Mark Zukerberg is embarrassed. Facebook is getting to be known as the Home of the Whopper. John Naughton writes that critics of the last election are focusing on social media:
Their baleful glare has fallen upon the internet generally and social media in particular. “For election day influence, Twitter ruled social media,” fumed the New York Times. “Donald Trump won Twitter, and that was a giveaway that he might win the presidency,” claimed Business Insider.
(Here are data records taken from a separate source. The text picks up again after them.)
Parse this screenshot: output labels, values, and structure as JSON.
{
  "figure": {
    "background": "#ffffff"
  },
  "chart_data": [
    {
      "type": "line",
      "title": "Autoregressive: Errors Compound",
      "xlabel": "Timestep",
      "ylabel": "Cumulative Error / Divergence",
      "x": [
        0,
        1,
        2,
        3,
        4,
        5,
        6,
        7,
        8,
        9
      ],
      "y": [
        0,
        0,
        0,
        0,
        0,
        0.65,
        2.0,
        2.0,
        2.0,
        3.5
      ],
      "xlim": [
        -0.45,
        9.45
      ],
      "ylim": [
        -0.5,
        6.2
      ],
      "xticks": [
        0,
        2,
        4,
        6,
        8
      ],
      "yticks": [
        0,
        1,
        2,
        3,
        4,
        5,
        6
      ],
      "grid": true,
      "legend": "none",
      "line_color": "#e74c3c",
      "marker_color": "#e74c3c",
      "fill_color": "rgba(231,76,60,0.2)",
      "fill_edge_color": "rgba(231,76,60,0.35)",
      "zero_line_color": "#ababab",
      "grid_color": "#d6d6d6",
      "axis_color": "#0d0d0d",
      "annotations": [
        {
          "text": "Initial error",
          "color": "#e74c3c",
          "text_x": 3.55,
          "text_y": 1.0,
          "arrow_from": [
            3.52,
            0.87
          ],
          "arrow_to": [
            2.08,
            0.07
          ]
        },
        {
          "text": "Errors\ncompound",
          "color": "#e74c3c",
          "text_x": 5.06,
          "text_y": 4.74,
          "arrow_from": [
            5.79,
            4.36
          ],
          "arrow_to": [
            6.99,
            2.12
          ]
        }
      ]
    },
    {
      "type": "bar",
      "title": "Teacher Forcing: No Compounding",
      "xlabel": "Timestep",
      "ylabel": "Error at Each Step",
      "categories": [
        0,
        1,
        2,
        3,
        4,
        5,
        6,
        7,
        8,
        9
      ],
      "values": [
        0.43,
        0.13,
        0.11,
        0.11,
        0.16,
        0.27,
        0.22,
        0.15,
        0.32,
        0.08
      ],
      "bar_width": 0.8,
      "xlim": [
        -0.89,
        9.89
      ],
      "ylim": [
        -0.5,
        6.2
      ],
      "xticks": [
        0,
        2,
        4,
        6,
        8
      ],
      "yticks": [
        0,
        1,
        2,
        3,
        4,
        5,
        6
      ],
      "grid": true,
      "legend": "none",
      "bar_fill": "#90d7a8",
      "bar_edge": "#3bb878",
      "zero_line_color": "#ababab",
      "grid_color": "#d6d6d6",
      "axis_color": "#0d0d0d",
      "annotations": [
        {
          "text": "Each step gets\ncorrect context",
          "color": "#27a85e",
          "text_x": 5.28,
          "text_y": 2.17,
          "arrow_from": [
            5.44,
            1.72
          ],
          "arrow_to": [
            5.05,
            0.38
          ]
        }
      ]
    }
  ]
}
And “Donald Trump won because of Facebook,” wrote Max Read in New York magazine.
Facebook was in the dock, though, for a different reason: it was claimed that fake news stories that had spread virally on the service had inflicted real damage on the Clinton campaign. Among these were stories that the pope had endorsed Trump, that Hillary Clinton had bought illegal arms worth $137m and that the Clintons had purchased a $200m house in the Maldives.
Twitter is Donald Trump's favourite medium. Some newspapers, such as the Toronto Star, kept track of the lies Trump told on a daily basis. But The Star works on a different model than Twitter or Facebook. After all, it employs editors. Not so with Facebook:
It makes its vast living, remember, from monitoring and making money from the data trails of its users. The more something is “shared” on the internet, the more lucrative it is for Facebook.
Just to put some numbers behind that assertion, research by BuzzFeed journalists discovered that “top fake election news stories generated more total engagement on Facebook than top election stories from 19 major news outlets combined”. The study found that over the last three months of the election campaign, 20 top-performing false election stories from hoax sites and hyper-partisan blogs generated 8,711,000 shares, reactions, and comments on Facebook, whereas the 20 best-performing election stories from 19 major news websites generated a total of 7,367,000 shares, reactions and comments. In other words, if you run a social networking site, fake news is good for business, even if it’s bad for democracy.
Victor Hugo observed that there is nothing so powerful as an idea whose time has come. There is, however, a corollary to Hugo's observation: There is nothing so powerful as a lie people choose to believe.